You just don’t know. And you don’t know what you don’t know. And because the freedom and the love and the abundance and the opportunities and the joy are all in the realm of you-don’t-know-what-you-don’t-know, your job is to step out in faith and Let It Go.
By the way, Jerry still had to work through some issues – and we did, through the course of several months. But his original anger and bitterness and deep shame never, ever returned. (That’s the power of EFT, my friends.)
Your Action Steps:
1. Decide right here, right now, that you are willing to forgive.
2. Decide which steps you need to take to forgive, then take them. (I highly recommend the book “Radical Forgiveness,” by Colin Tipping. This book will have you look at forgiveness in a whole new – and very beautiful – light.) By the way, choosing to forgive doesn’t mean you have to forget. It just means you’re going to let the past go so that you are free now.
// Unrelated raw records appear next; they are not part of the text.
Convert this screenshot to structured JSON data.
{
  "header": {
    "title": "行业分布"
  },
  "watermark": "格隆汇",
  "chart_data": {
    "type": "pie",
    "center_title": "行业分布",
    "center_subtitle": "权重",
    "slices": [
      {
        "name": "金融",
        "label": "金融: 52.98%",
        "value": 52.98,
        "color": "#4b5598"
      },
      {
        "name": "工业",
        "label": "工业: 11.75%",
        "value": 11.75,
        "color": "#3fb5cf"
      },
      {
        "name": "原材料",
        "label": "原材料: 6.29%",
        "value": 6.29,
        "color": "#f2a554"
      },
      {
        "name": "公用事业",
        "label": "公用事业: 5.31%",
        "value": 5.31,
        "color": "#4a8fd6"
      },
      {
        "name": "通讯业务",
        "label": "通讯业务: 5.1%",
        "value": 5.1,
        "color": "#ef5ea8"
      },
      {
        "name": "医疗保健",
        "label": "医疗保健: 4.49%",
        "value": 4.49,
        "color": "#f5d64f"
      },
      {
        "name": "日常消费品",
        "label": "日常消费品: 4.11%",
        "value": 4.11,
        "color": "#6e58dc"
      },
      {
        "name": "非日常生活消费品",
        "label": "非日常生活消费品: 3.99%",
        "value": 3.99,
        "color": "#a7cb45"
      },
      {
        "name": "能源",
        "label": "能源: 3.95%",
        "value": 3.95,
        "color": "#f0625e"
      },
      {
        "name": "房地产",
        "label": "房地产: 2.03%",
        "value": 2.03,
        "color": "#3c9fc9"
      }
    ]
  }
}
3. Get help if you cannot figure out how to forgive. Get help. Get help. Get help. (Did you get that? Get help. There are many good therapists who can help you, but I highly recommend you find a good EFT therapist. By doing so, you will be releasing the blocked energy in your body and it is the blocked energy that causes all of the anger, shame, guilt, fear, and other negative emotions.)
4. Watch and see how your life changes. It will change. It will become unrecognizeable. And that’s a very good thing.